Se investi 10.000€ nel nuovo bond di CDP, puoi guadagnare 150€ in più rispetto al BTP 2031. In un contesto economico in continua evoluzione, scegliere gli strumenti finanziari giusti per massimizzare i rendimenti del proprio portafoglio è fondamentale. I titoli obbligazionari rimangono una scelta privilegiata per gli investitori che cercano rendimenti stabili e prevedibili, sebbene la prospettiva di nuovi tagli dei tassi di interesse da parte della Bce possa ridurre i rendimenti. Di recente, la Cassa depositi e prestiti (CDP) ha emesso un nuovo bond che ha attirato notevole interesse tra gli investitori istituzionali.
Analizziamo di seguito le caratteristiche di questo nuovo bond, confrontandolo con il più classico Buono del Tesoro Poliennale (BTP) 2031. Attraverso un’analisi dettagliata, vedremo come investire 10.000€ nel nuovo bond di CDP possa risultare più redditizio rispetto al BTP 2031, offrendo un guadagno complessivo superiore di circa 154€.
Il nuovo bond di CDP
Cassa depositi e prestiti (CDP) ha recentemente lanciato un nuovo bond con una durata di sette anni, che scadrà il 12 luglio 2031. L’emissione, del valore di 750 milioni di euro, è stata collocata con successo e riservata agli investitori istituzionali. Il bond offre una cedola annuale del 3,875%.
La partecipazione è stata significativa, con circa 100 investitori istituzionali coinvolti e una domanda che ha superato di oltre 3,7 volte l’offerta disponibile. Il collocamento è stato gestito da importanti istituzioni finanziarie come Banca Akros, Monte dei Paschi di Siena, BPER Banca, Crédit Agricole, Deutsche Bank, Intesa Sanpaolo, Morgan Stanley e UniCredit, che hanno agito come Joint Lead Managers e Joint Bookrunners.
Un vantaggio del bond di CDP è il trattamento fiscale agevolato, lo stesso riservato ai titoli di stato, grazie al controllo da parte del Tesoro. I rendimenti del bond sono soggetti a un’aliquota del 12,50%, inferiore rispetto al 26% applicato alle obbligazioni private, rendendo questa emissione particolarmente attraente per gli investitori.
Se investi 10.000€ nel nuovo bond di CDP, puoi guadagnare 150€ in più rispetto al BTP 2031
Confrontiamo ora il rendimento del nuovo bond di CDP con quello del BTP 2031 per valutare quale sia l’investimento più conveniente.
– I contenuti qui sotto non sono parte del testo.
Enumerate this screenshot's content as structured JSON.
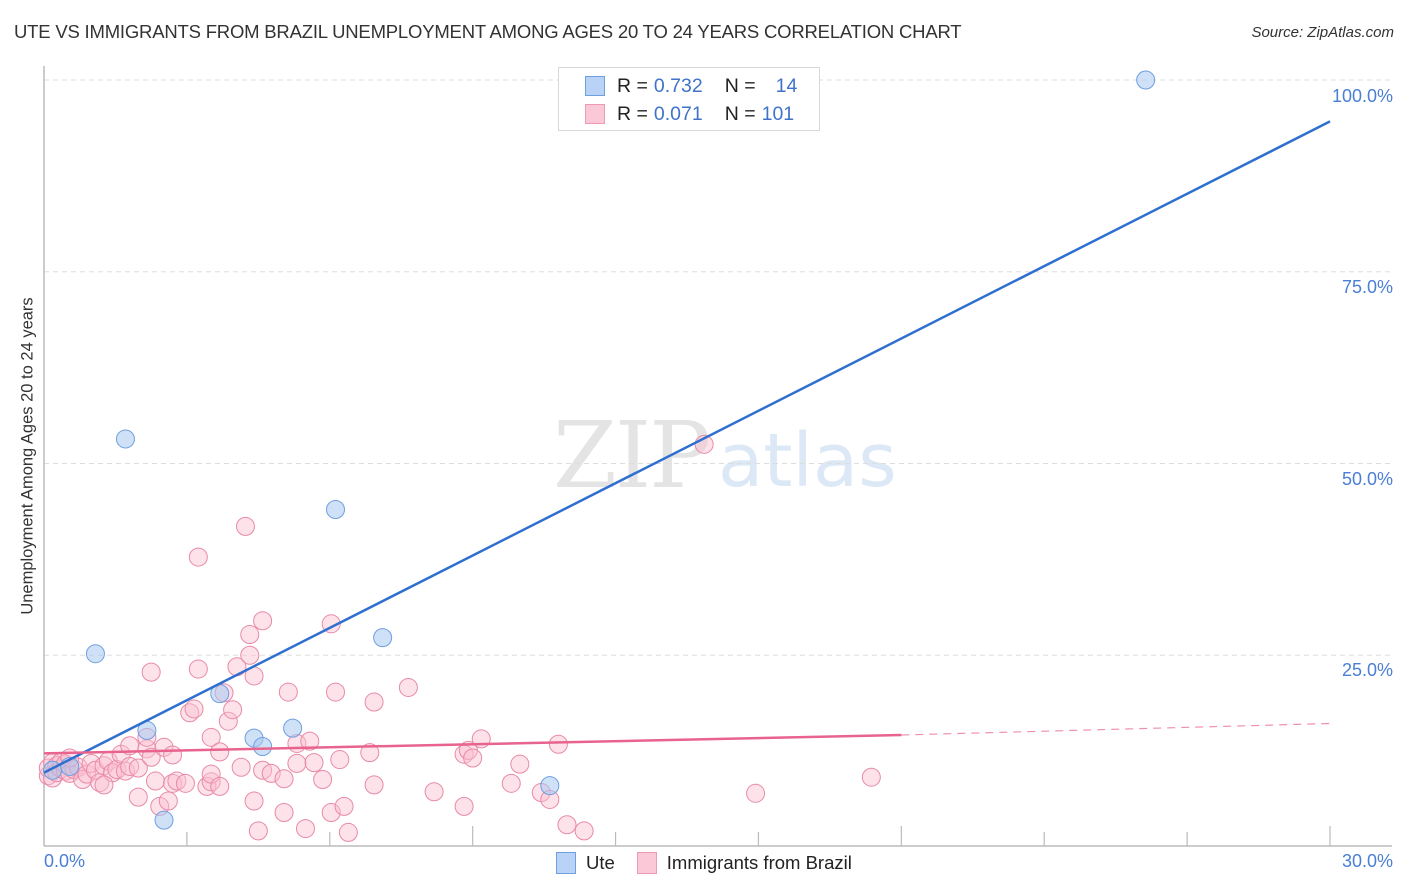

Il BTP 2031 è un titolo di Stato italiano con una cedola annuale del 3,45% e un rendimento lordo del 3,62%. Dopo l’applicazione dell’aliquota fiscale del 12,5%, il rendimento netto annuo si riduce a circa 3,17%. Questo significa che, se investi 10.000€, il guadagno netto annuo è di circa 317€. Proiettando questo rendimento sui sette anni rimanenti, il guadagno complessivo sarà di circa 2.219€.
Btp 2031
Fonte Borsaitaliana
Il nuovo bond di CDP offre una cedola annuale del 3,875%. Anche qui, dopo l’applicazione dell’aliquota fiscale del 12,5%, il rendimento netto annuo risulta essere circa 3,39%. Investendo 10.000€, il guadagno netto annuo sarà di circa 339€. Su sette anni, questo si traduce in un guadagno complessivo di circa 2.373€.
Confrontando i due titoli, è chiaro che il bond di CDP offre un rendimento netto superiore rispetto al BTP 2031.
In termini di guadagno complessivo, chi sceglie il bond di CDP può aspettarsi di guadagnare circa 154€ in più rispetto a un investimento nel BTP 2031 in un periodo di sette anni.
- Guadagno complessivo con il bond di CDP: 2.373€
- Guadagno complessivo con il BTP 2031: 2.219€
- Differenza di guadagno: 2.373€ - 2.219€ = 154€
Tuttavia, è importante considerare che il bond di CDP è riservato a investitori istituzionali, pertanto l’investitore retail non può acquistarlo direttamente.
Un’altra considerazione importante da fare prima di prendere una decisione è valutare l’evoluzione della politica monetaria della banca centrale: se la BCE dovesse abbassare i tassi di interesse dello 0,5%, il prezzo del BTP 2031 potrebbe aumentare del 3-3,2%, passando dagli attuali 98,95 a 102 circa.
Relazione tra vita residua del titolo e sensitività ai tassi di interesse
Fonte adviseonly
In questo scenario, una strategia potrebbe essere quella di vendere il titolo prima della scadenza per ottenere un guadagno in conto capitale, oltre al flusso cedolare incassato nel periodo in cui si è mantenuto l’investimento.